Капустно похрустывал под его кедами снег, куржак оплетал ресницы, усы, грудь Тучина, — оставались где-то сбоку грубоватые подначки горняков, когда он пробегал мимо автобусных стоянок, вроде: «От бабы своей убег…», «За получкой чешет…», «Давай, жми! Сзади никого нет!» — дыхание ровно, с парком исходило из согревающейся груди; Тучин чувствовал, как с привычным покалыванием раскрываются легкие, принимая в себя чистую свежесть рассвета, и сердце, подчиняясь ритму движения, все полней и упруже расталкивает по телу кровь.
В этот раз Тучину думалось об Анне. Жене…
Вчерашним вечером они допоздна провозились по дому, обживая на свой лад бывшую квартиру Студеникиных. Тучин с удовольствием добелил коридор, докрасил пол в большой комнате, а потом они с Анной пили чай на чистенькой кухне и согласно мечтали, как станут жить дальше.
Им было хорошо. И спокойно. Радио негромко играло какие-то песни; Карабас, подремывая, поглядывал на них со своего тюфячка; а они то говорили, то просто молчали.
Не так уж часто теперь, после того как Тучин вступил в должность начальника Нижнего рудника, удавалось ему вот так вот спокойно посумерничать с женой.
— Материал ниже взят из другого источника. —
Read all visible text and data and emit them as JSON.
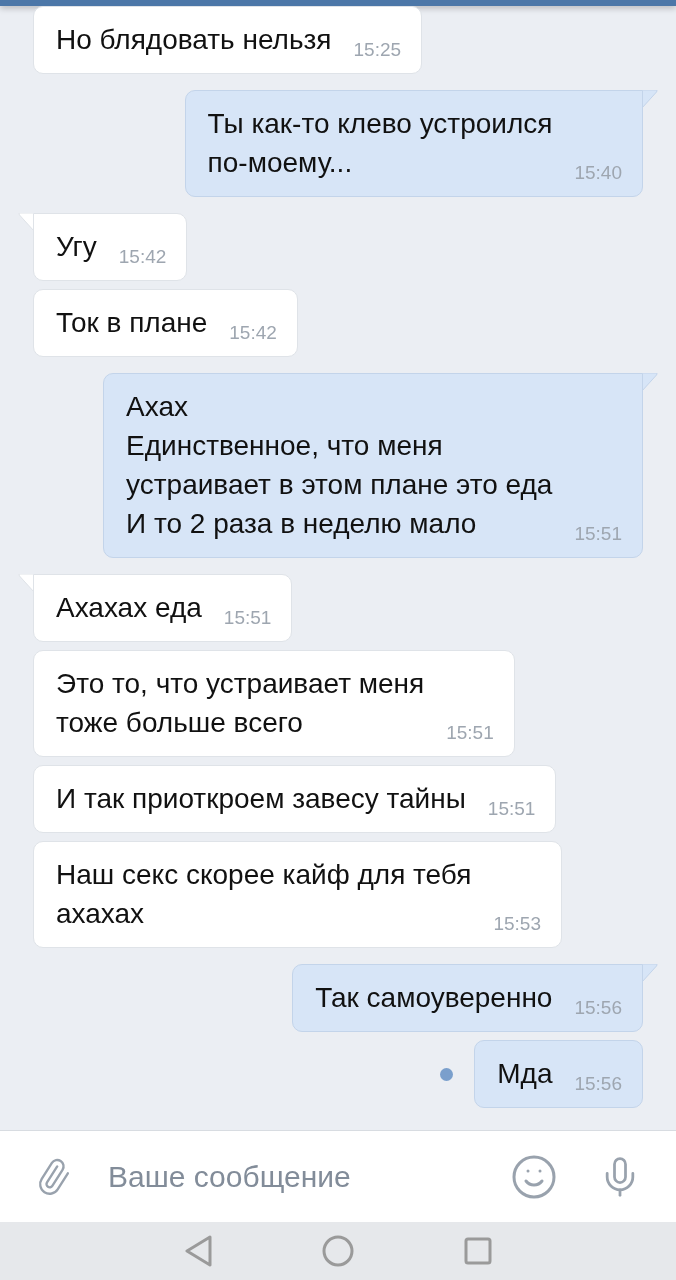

Новые заботы разом изменили его, сделали хмурым, малословным, нервным. Теперь он, как правило, допоздна засиживался на работе, а возвращаясь с нее, без аппетита съедал приготовленный женой ужин, мылся и, даже не читая «Советский спорт», плюхался на кровать.
Вчера же к нему вдруг вернулось отличное настроение, и они с Анной, посиживая за чаем, припомнили кое-что из своей трехлетней совместной жизни…
Анну тогда только-только назначили директором горняцкой столовой на Верхнем руднике, и Беспятый однажды за обедом, толкнув Тучина локтем, кивнул ему на проходившую стороной новенькую.
— Чего? — спросил Тучин, не понимая.
— Советую приглядеться, — сказал Беспятый. — К Анне Ивановне…
— Зачем?
— Ну… так. На всякий случай. Это же, возможно, супруга твоя будущая.
Тучин так и прыснул в тарелку.
— А что? Такие волосы, такие глаза… Конечно, ты по сравнению с ней — тьфу!.. Бегун. Не пойдет она за тебя. Вот если бы я за это дело взялся — капут. Передо мной все женщины падают… в обморок.
С этого дурашливого разговора и началось все, а через полгода и кончилось свадьбой. Перешла Анна из горняцкого общежития в благоустроенный барак на 25-м километре, где тогда проживал Тучин. И привнесла в затянувшийся холостяцкий быт главного инженера Верхнего рудника уют и семейное счастье.
Со смехом вспомнилось им вчера само сватовство Тучина. В столовой тогда шел ремонт электроплиты, и Тучин, подбадриваемый Беспятым, все-таки набрался духу зайти в крохотный директорский закуток Анны.
— Ты, главно, не тяни только, — нашептывал Тучину Беспятый. — А с ходу, мол, так и так. Понял? Я ихнюю сущность знаю. Баб надо влет бить. Валяй, валяй…
В общем, зашел Тучин к директору и… отмочил:
— Анна Ивановна…
— Я слушаю вас, — сказала она.
— Как вы на это дело смотрите… Ну… если бы мы… То есть я… То есть вы бы и я… ну… поженились, а?..
— Что-о?! — ошарашенно переспросила Анна.
— Да вы не бойтесь. Я серьезно… Вы, конечно, можете не спешить. Не надо… Вы подумайте. А в обед мне и скажете, ладно? Я холостой… — Он стремительно вышел.
— Ты удрал, а я сижу и на часы смотрю… — смеясь, припоминала Анна. — До обеда-то час всего оставался…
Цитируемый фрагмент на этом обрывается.